Oct 13, 2005 6:12 pm US/Central
Report: Vang Said 'Evil Shaman' Spoke To Him
Hayward, Wis. (AP) ―
A psychiatrist's report showing that a Minnesota man convicted of murdering six deer hunters had a history of suicidal and homicidal thoughts can be considered by a judge during sentencing next month, Attorney General Peg Lautenschlager said Thursday.
Dr. Robert Rawski examined Chai Soua Vang in August and determined Vang was competent to stand trial in September and assist with his defense, according to court records. A jury found him guilty of nine felonies.
Rawski's Aug. 25 report to Sawyer County Circuit Judge Norman Yackel, made public this week, said Vang has a "chronic history of poor adjustment to stressful interpersonal situations, perceived transgressions and limitations to his freedom."
Vang, a 37-year-old St. Paul truck driver, told the doctor that in 2003 his second wife took $3,000 he had borrowed and lost it at a casino. He became "so infuriated" that he choked her and called St. Paul police to come and "pick her up or he would kill her," Rawski wrote.
Vang also told the psychiatrist that in 2001 he pointed a handgun at his first wife, whom he married when he was 14 and in the eighth grade, and he "failed to fire when his daughter stepped in the way to protect his mother," the report said.
He spent three days in jail but was not prosecuted. They divorced in 2002.
Lautenschlager said Thursday in a telephone interview from Madison that she has not decided how she will use the mental health reports involving Vang in her recommendations to the judge when Vang is sentenced Nov. 8.
"The competency evaluation really shows Mr. Vang's propensity for violent reactions to a variety of situations," the prosecutor said. "It is part of the court record."
One of Vang's attorneys, Jonathon Smith, declined comment Thursday.
Vang was found guilty last month of six counts of first-degree intentional homicide and three counts of attempted homicide in the Nov. 21 murders of the hunters in southern Sawyer County. He faces six mandatory life prison sentences.
Yackel could order the sentences to be served at the same time or one after the other. He also decides the date Vang becomes eligible for parole.
Vang, a Hmong immigrant, contended he fired in self-defense after the white hunters who found him trespassing in a tree stand used profanity and ethnic slurs against him and fired a shot at him.
Two survivors of the shooting testified that Vang opened fire first, and that he had already shot some of the hunters by the time a single shot was fired at him.
Defense attorneys asked in August for a review of Vang's mental competency because of his apparent deterioration while held in jail awaiting trial.
Rawski's report was unsealed by the judge late last week.
In his report, Rawski suggested that Vang follow doctors recommendations for treating his moderately severe major depressive disorder to "minimize his chronic risk of suicide," the report said.
Vang told the doctor that he placed his head in a toilet trying to drown himself when he was jailed last November and that he "would rather die now and that it was not worth the taxpayers money to let him live his life out in prison," the report said.
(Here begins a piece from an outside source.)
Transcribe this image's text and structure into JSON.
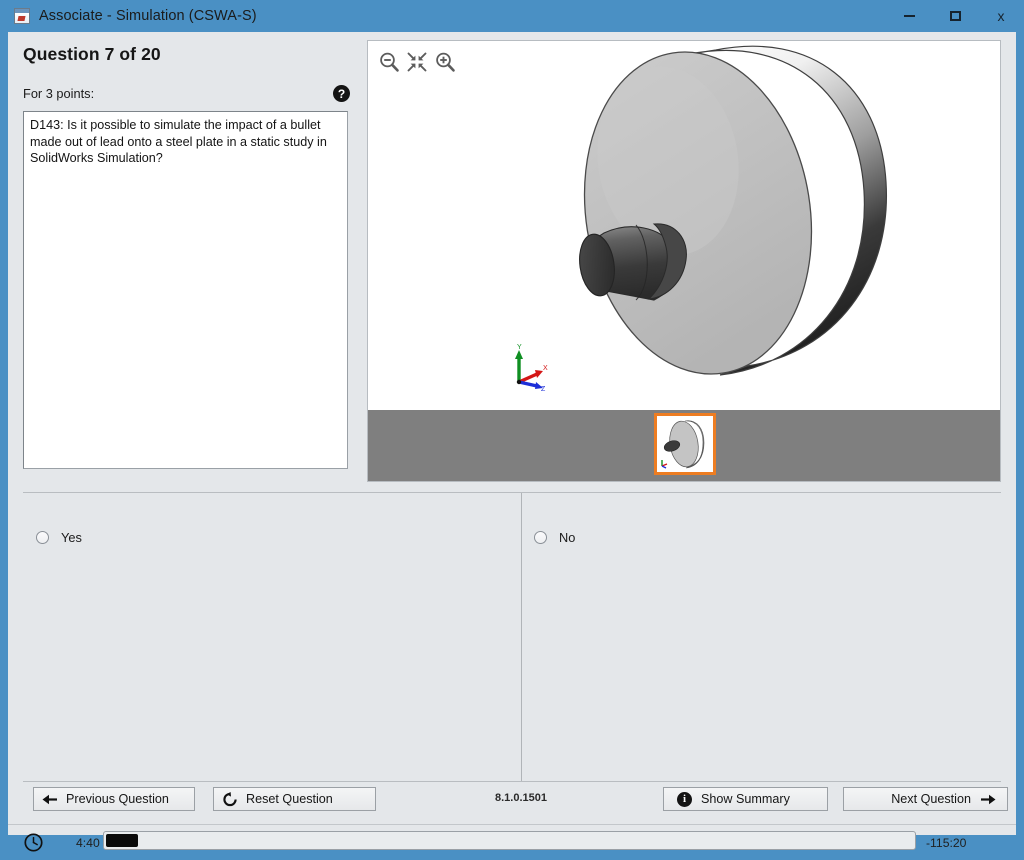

Lautenschlager said the Sawyer County Sheriff's Department was taking the necessary precautions to protect Vang given the doctor's findings but she declined to elaborate.
Sawyer County Sheriff James Meier did not immediately return a telephone message Thursday on whether special precautions were being taken to protect Vang from himself.
Rawski's report said Vang believed the voice of an "evil shaman" has spoken to him occasionally since 1995.
"Typically the voice visits him once every two to three months, only when he is particularly angry at somebody who has engaged in a perceived transgression, and tells him to hurt or kill them," Rawski wrote in his report.
According to the report:
--Vang suffers from chronic headaches and reported nightmares in which the dead hunters return "to choke him and force him to eat a cockroach. These nightmares disappear upon awakening but have substantially disrupted his sleep."
--Vang told of being verbally abused and kicked by his father after their family moved to the United States from Laos in 1980.
--Forced to marry at 14, Vang disliked the wife his parents chose for him. He got in a fight with her, and after his father tried to physically discipline him, he ran from home to the freeway and into traffic in an attempt to kill himself.
--While working as an over-the-road trucker, Vang sometimes considered using his truck to run other motorists off the road if they had berated him for going too slow or being in their way.